Gifts should celebrate the bond between two people, so we should design experiences that unlock and explore this natural yet powerful desire to connect, physically or digitally.
https://knackshops.com offers a great example of how to do it well.
In our product choices, we humans crave a complex mix of familiarity and newness. We know what we like, but we're also keen to seek out new experiences. Brands should embrace this, offering a small range of product choices that are either immovable, or variable.
UK eatery Honest Burgers do a great job here, providing a small number of always-on-the-menu burger options alongside other burgers that change by month or by store location.
Where can you provide this mix in the product choices you present to users? First, define what products or features should *never* change.
Second, how you can encourage curiosity and exploration with new ideas, driven by cross-brand collaboration, season or a new technology or ingredient, for instance?
There are many ways to convey scarcity. If you have a range of products that are all similar in certain characteristics, consider exploring how a limited edition can feel especially valuable through the use of contrast. This contrast can come in a variety of ways.
For example, consider visual contrast, launching a rare black item amongst an otherwise white collection, for instance. What visual characteristics do your family of products all possess? How might you play with these consistencies and offer something unique that breaks the mold on purpose to get peoples' attention?
Alternatively, consider contrast in manufacture, whereby scarcity and uniqueness is inferred by the methods used to create the product. A good example of this is Swedish gourmet liquorice maker Lakrids by Bülow.
For their 14th anniversary, they produced a limited run of "slow crafted" liquorice, based on an original recipe by the founder back in 2007. Both the process and the resulting sweet (with its textures and flavours) are distinct from the vast array of other products it sells, creating an enchanting, hard to acquire product that really celebrates the high end credentials of the brand.
Where can you use contrast both dramatically and sparingly to harness the unique power of your brand along with its consistencies and processes?
Allowing customers to tailor your product to their needs is central to feelings of meaningful ownership and long-term attachment to the brand.
However, if you allow for an IKEA effect in your product, how can you underline its uniqueness in your messaging? Letting customers know what is uniquely theirs and no-one else's will enrich the creative process further and heighten perceived value.
Too much choice can overwhelm, heightening feelings that we've not made the best choice, whatever we choose. This is especially the case for those unfamiliar with a product range or market. And with every choice added, this lack of confidence worsens.
At the same time, a sensible amount of well-designed choice allows companies to provide consistently for a range of clearly-distinct tastes. For instance, offering one option for newcomers and another couple for pro customers would allow people to both easily get started and progress with your range.
Set a high bar around expectations of just how much value each product adds to the range. How can you design a carefully-considered range of choices to create clarity, ease of comparison and therefore purchase?
Consider how your range is currently designed? How many options are there? Could it be simplified in any way? Even reducing the range by a small amount means that you're having consumers do less comparative cognitive processing.

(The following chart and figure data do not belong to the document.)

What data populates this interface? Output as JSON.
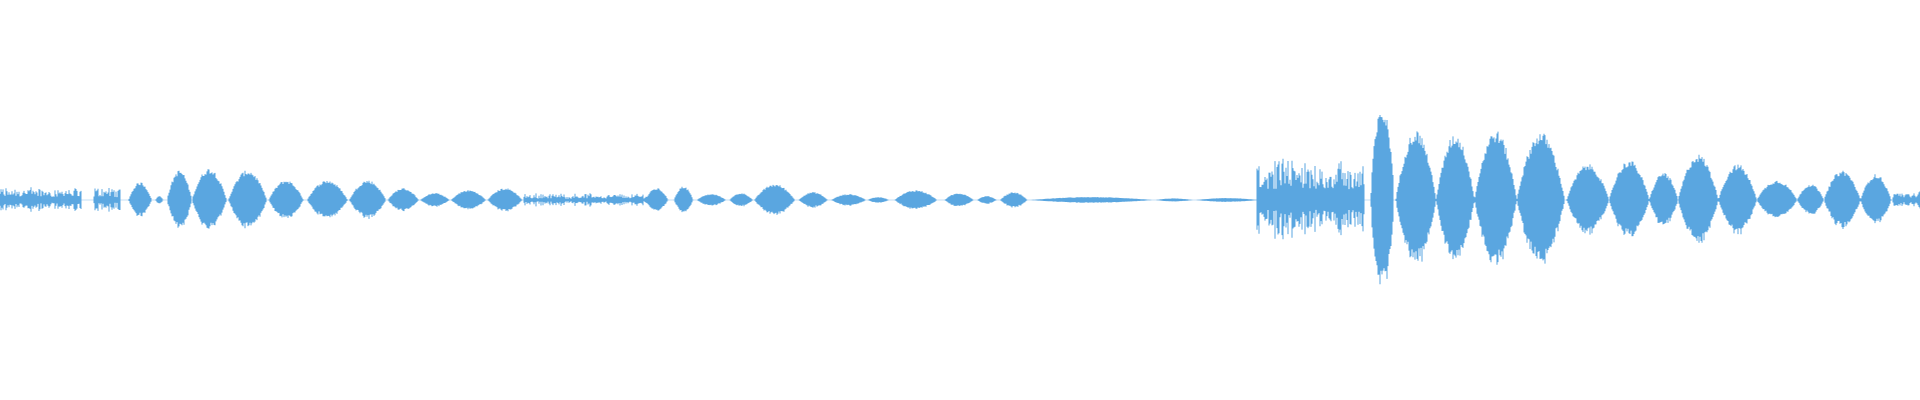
{
  "colors": {
    "background": "#ffffff",
    "waveform": "#5aa6e0"
  },
  "waveform": {
    "segments": [
      {
        "start": 0.0,
        "end": 0.042,
        "peak": 0.07,
        "shape": "noise"
      },
      {
        "start": 0.049,
        "end": 0.062,
        "peak": 0.07,
        "shape": "noise"
      },
      {
        "start": 0.067,
        "end": 0.079,
        "peak": 0.09,
        "shape": "burst"
      },
      {
        "start": 0.081,
        "end": 0.085,
        "peak": 0.02,
        "shape": "burst"
      },
      {
        "start": 0.087,
        "end": 0.1,
        "peak": 0.15,
        "shape": "burst"
      },
      {
        "start": 0.1,
        "end": 0.118,
        "peak": 0.16,
        "shape": "burst"
      },
      {
        "start": 0.119,
        "end": 0.139,
        "peak": 0.15,
        "shape": "burst"
      },
      {
        "start": 0.14,
        "end": 0.158,
        "peak": 0.1,
        "shape": "burst"
      },
      {
        "start": 0.16,
        "end": 0.181,
        "peak": 0.1,
        "shape": "burst"
      },
      {
        "start": 0.182,
        "end": 0.201,
        "peak": 0.1,
        "shape": "burst"
      },
      {
        "start": 0.202,
        "end": 0.218,
        "peak": 0.06,
        "shape": "burst"
      },
      {
        "start": 0.219,
        "end": 0.234,
        "peak": 0.035,
        "shape": "burst"
      },
      {
        "start": 0.235,
        "end": 0.253,
        "peak": 0.05,
        "shape": "burst"
      },
      {
        "start": 0.254,
        "end": 0.272,
        "peak": 0.06,
        "shape": "burst"
      },
      {
        "start": 0.273,
        "end": 0.336,
        "peak": 0.035,
        "shape": "noise"
      },
      {
        "start": 0.336,
        "end": 0.348,
        "peak": 0.06,
        "shape": "burst"
      },
      {
        "start": 0.351,
        "end": 0.361,
        "peak": 0.07,
        "shape": "burst"
      },
      {
        "start": 0.363,
        "end": 0.378,
        "peak": 0.03,
        "shape": "burst"
      },
      {
        "start": 0.38,
        "end": 0.392,
        "peak": 0.035,
        "shape": "burst"
      },
      {
        "start": 0.393,
        "end": 0.414,
        "peak": 0.08,
        "shape": "burst"
      },
      {
        "start": 0.416,
        "end": 0.431,
        "peak": 0.04,
        "shape": "burst"
      },
      {
        "start": 0.433,
        "end": 0.451,
        "peak": 0.03,
        "shape": "burst"
      },
      {
        "start": 0.452,
        "end": 0.463,
        "peak": 0.015,
        "shape": "burst"
      },
      {
        "start": 0.466,
        "end": 0.488,
        "peak": 0.05,
        "shape": "burst"
      },
      {
        "start": 0.492,
        "end": 0.507,
        "peak": 0.035,
        "shape": "burst"
      },
      {
        "start": 0.509,
        "end": 0.519,
        "peak": 0.02,
        "shape": "burst"
      },
      {
        "start": 0.521,
        "end": 0.535,
        "peak": 0.04,
        "shape": "burst"
      },
      {
        "start": 0.537,
        "end": 0.6,
        "peak": 0.015,
        "shape": "burst"
      },
      {
        "start": 0.602,
        "end": 0.621,
        "peak": 0.008,
        "shape": "burst"
      },
      {
        "start": 0.623,
        "end": 0.655,
        "peak": 0.01,
        "shape": "burst"
      },
      {
        "start": 0.655,
        "end": 0.71,
        "peak": 0.22,
        "shape": "noise"
      },
      {
        "start": 0.714,
        "end": 0.726,
        "peak": 0.46,
        "shape": "spike"
      },
      {
        "start": 0.727,
        "end": 0.748,
        "peak": 0.35,
        "shape": "burst"
      },
      {
        "start": 0.748,
        "end": 0.768,
        "peak": 0.33,
        "shape": "burst"
      },
      {
        "start": 0.768,
        "end": 0.79,
        "peak": 0.35,
        "shape": "burst"
      },
      {
        "start": 0.79,
        "end": 0.815,
        "peak": 0.34,
        "shape": "burst"
      },
      {
        "start": 0.816,
        "end": 0.838,
        "peak": 0.18,
        "shape": "burst"
      },
      {
        "start": 0.838,
        "end": 0.859,
        "peak": 0.2,
        "shape": "burst"
      },
      {
        "start": 0.859,
        "end": 0.874,
        "peak": 0.14,
        "shape": "burst"
      },
      {
        "start": 0.874,
        "end": 0.895,
        "peak": 0.23,
        "shape": "burst"
      },
      {
        "start": 0.895,
        "end": 0.915,
        "peak": 0.18,
        "shape": "burst"
      },
      {
        "start": 0.915,
        "end": 0.936,
        "peak": 0.1,
        "shape": "burst"
      },
      {
        "start": 0.936,
        "end": 0.95,
        "peak": 0.08,
        "shape": "burst"
      },
      {
        "start": 0.95,
        "end": 0.969,
        "peak": 0.15,
        "shape": "burst"
      },
      {
        "start": 0.969,
        "end": 0.985,
        "peak": 0.13,
        "shape": "burst"
      },
      {
        "start": 0.986,
        "end": 1.0,
        "peak": 0.05,
        "shape": "noise"
      }
    ]
  }
}
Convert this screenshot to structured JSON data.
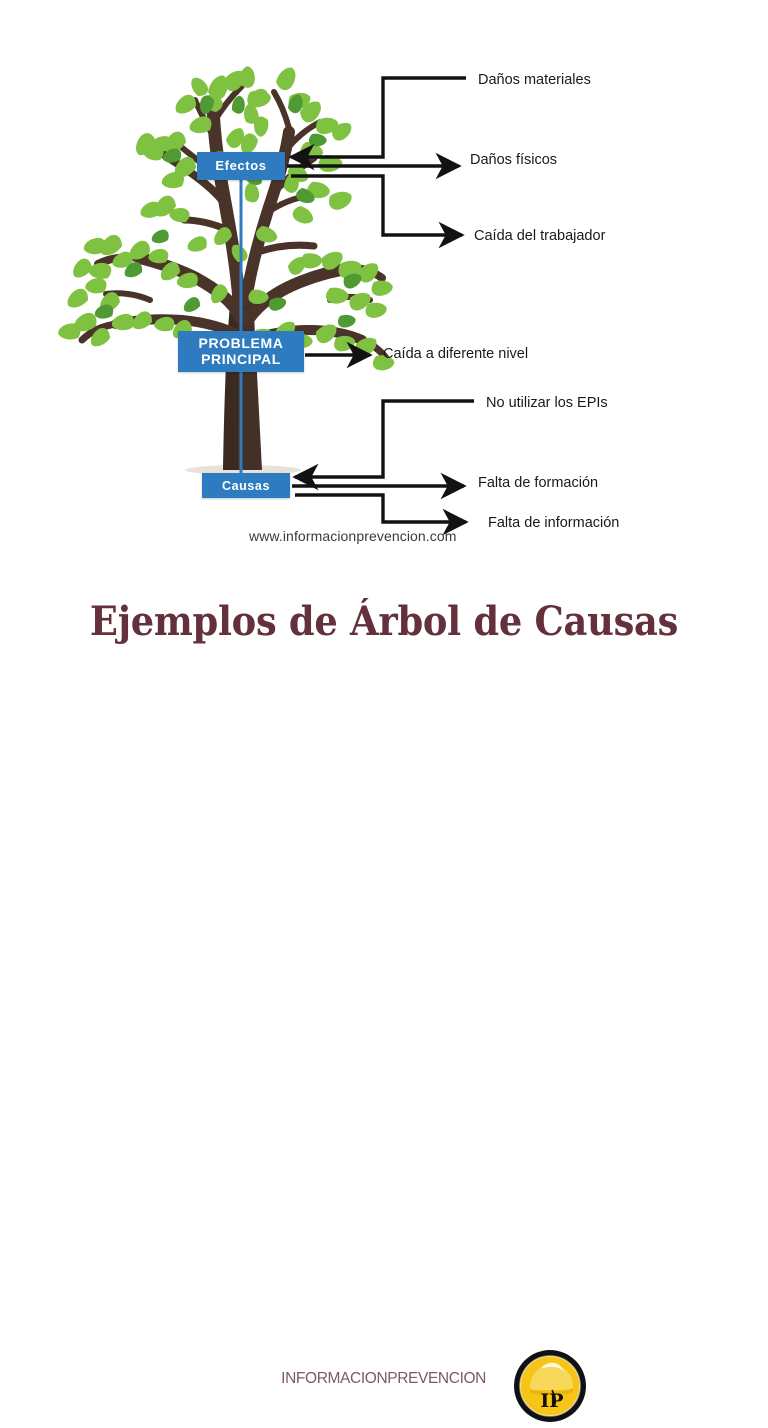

Remember that a failure by your product team to do the hard work of simplifying bewildering choice once means your consumers will be doing this work every single time they see your range, increasing analysis paralysis, reducing choice confidence and ultimately leading consumers to associate your brand with confusion and stress. Then, when a competitor comes along with a clear set of choices, bewildered consumers will jump ship.
Don't let this happen to you. Offer a small number of choices that are distinct and easy to understand.